The kitchen was bare but for the counter, microwave, sink and small fridge-freezer. She didn't have a phone, or a washing machine, but such was life. The launderette down the road would do just as well for clothes and she didn't have anyone to contact anyway, nor did she want anyone to be able to contact her, she knew the police could trace calls.
She put her shopping away quickly, stopping only to make herself a small salad and to pop a micro-meal in the microwave, which was her only cooking appliance, not that she was worried about her figure, she did enough exercise to burn off any extra calories and micro-meals where always getting healthier anyway.
Sitting down and taking out the paper was her next job, updating herself on the world's events. She read the small article about herself and smiled a grim smile. Hoping that they wouldn't catch her, that she'd be good enough to escape them. She didn't think the boring monotony of prison life would do her sanity any good.
She was just putting her food on a plate and getting ready to eat when she heard an imperative knocking at her door.
The breath immediately went out of her body and she felt a cold dread settle itself in the pit of her stomach. The knocking came again, louder this time, accompanied by the voices she'd never wanted to hear.
"Open up in the name of the law."
Her eyes darted round, she glanced at her back door, it lead upstairs, but they'd have the place surrounded.

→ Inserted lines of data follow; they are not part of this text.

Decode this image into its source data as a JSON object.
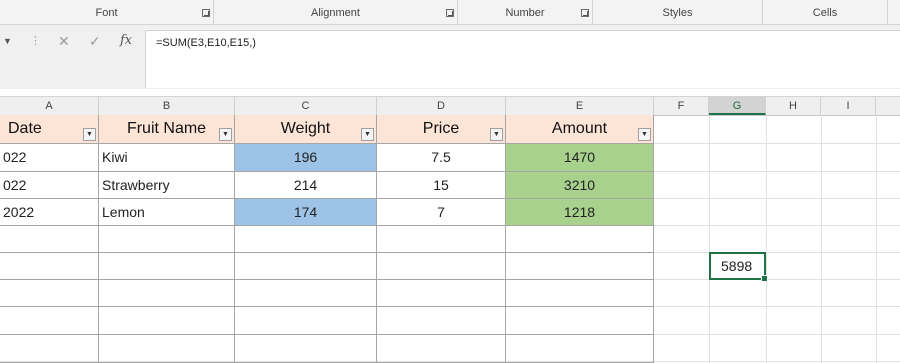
{
  "ribbon": {
    "groups": [
      "Font",
      "Alignment",
      "Number",
      "Styles",
      "Cells"
    ]
  },
  "formula_bar": {
    "formula": "=SUM(E3,E10,E15,)",
    "fx_label": "fx",
    "cancel_icon": "cancel-icon",
    "enter_icon": "check-icon"
  },
  "columns": [
    "A",
    "B",
    "C",
    "D",
    "E",
    "F",
    "G",
    "H",
    "I"
  ],
  "selected_column": "G",
  "table": {
    "headers": [
      "Date",
      "Fruit Name",
      "Weight",
      "Price",
      "Amount"
    ],
    "rows": [
      {
        "date": "022",
        "fruit": "Kiwi",
        "weight": "196",
        "price": "7.5",
        "amount": "1470"
      },
      {
        "date": "022",
        "fruit": "Strawberry",
        "weight": "214",
        "price": "15",
        "amount": "3210"
      },
      {
        "date": "2022",
        "fruit": "Lemon",
        "weight": "174",
        "price": "7",
        "amount": "1218"
      }
    ]
  },
  "result_cell": {
    "value": "5898"
  },
  "colors": {
    "header_fill": "#fce4d6",
    "weight_highlight": "#9dc3e6",
    "amount_fill": "#a9d18e",
    "selection": "#217346"
  }
}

The world started spinning around her again, making her nauseous. They were going to break in and put her in jail, where she belonged but didn't want to be. She'd probably go in for life.
She feel to her knees, head pounding in time with the sudden splintering of the door. It wouldn't hold them for long. She took several deep breaths, trying to calm herself.
Killing a man was wrong, she'd known that, done it anyway. This is what she got for playing God, for taking a persons life from right under their nose. This is what she got for enjoying the thrill of the chase. This is what she got for trying to live like it was always her last day, last hour, last minute.
She deserved this.
Blackness embraced her just as she heard the sound of her front door breaking.